ASCD Actuator (https://i.imgur.com/fSK84Nm.gif)

The ASCD module receives 12v to pin 4 when the Cruise Control On/Off button is pressed, and the ASCD hold relay can be heard clicking within the dash.

All pedal switches were removed, tested via multimeter, and reinstalled to the correct positions. Green bumpers are intact and making contact. When the pedals are not pressed, the ASCD module receives 12v to pin 5. When either of the pedals are pressed, pin 5 loses 12v.

When the brake pedal is pressed, pin 11 receives 12v.

When the Set button is pressed, pin 2 receives 12v.

When the Resume button is pressed, pin 1 receives 12v.

When the cancel button is pressed, pins 11 and 2 receive 12v.

Pin 3 on the module has continuity to ground.

Pin 8 on the module has continuity to pin 1 on the actuator.

Pin 9 on the module has continuity to pin 4 on the actuator.

Pin 10 on the module has continuity to pin 2 on the actuator.

Pin 3 on the actuator has continuity to ground.

Hooking power to pin 1 and ground to pin 4 on the actuator powers up the actuator pump.

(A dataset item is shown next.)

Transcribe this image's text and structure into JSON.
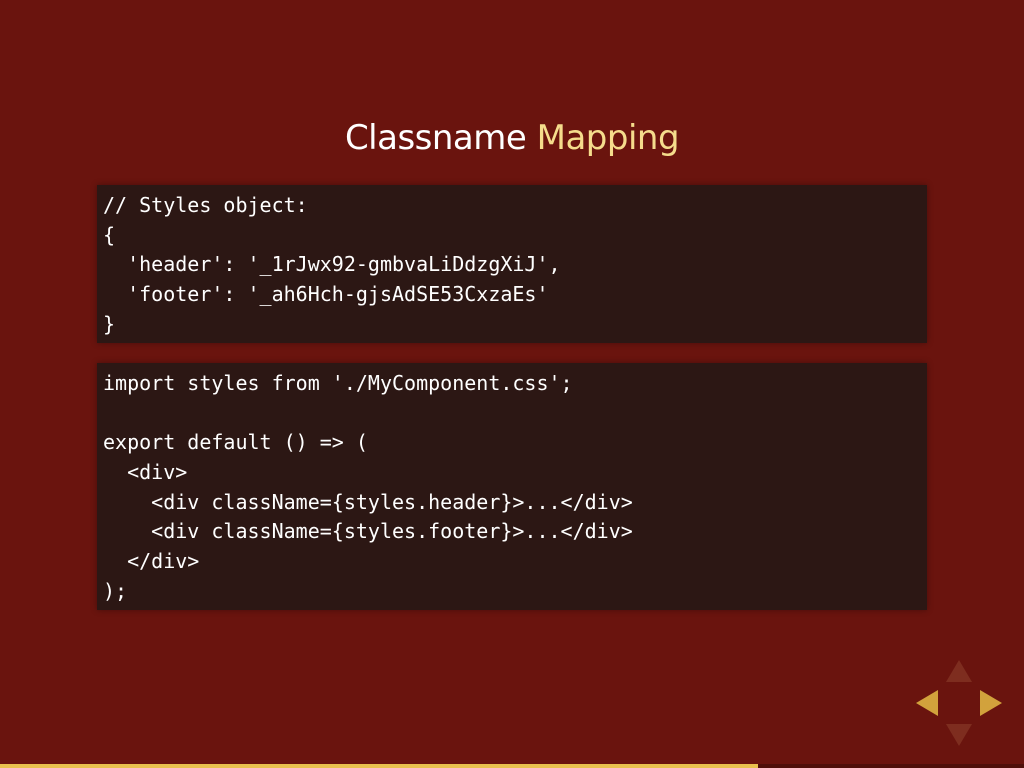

Hooking power to pins 1, 2, and 3 on the actuator powers up the actuator pump and pulls the throttle cable back.

While powered up, removal of power to pin 1 on the actuator causes the throttle cable to return immediately.

While powered up, removal of ground to pin 4 on the actuator causes the throttle cable to return immediately. (The actuator test procedure in the manual says this should return in 50-60 seconds, but it was almost instantaneous for me.)

Disassembled the set/resume/cancel switch assembly and replaced the tactile microswitches within.

Purchased a used ASCD module from Z1 Motorsports and replaced my factory module.

Tested the speed sensor at the ASCD module. The multimeter recorded pulses when the rear wheels were spun, I believe something around .4v, increasing in frequency as the wheels were spun faster.

Having tested literally every connection leading to and from the ASCD module, as well as replacing the module itself, I'm 100% at a loss as to where to go from here.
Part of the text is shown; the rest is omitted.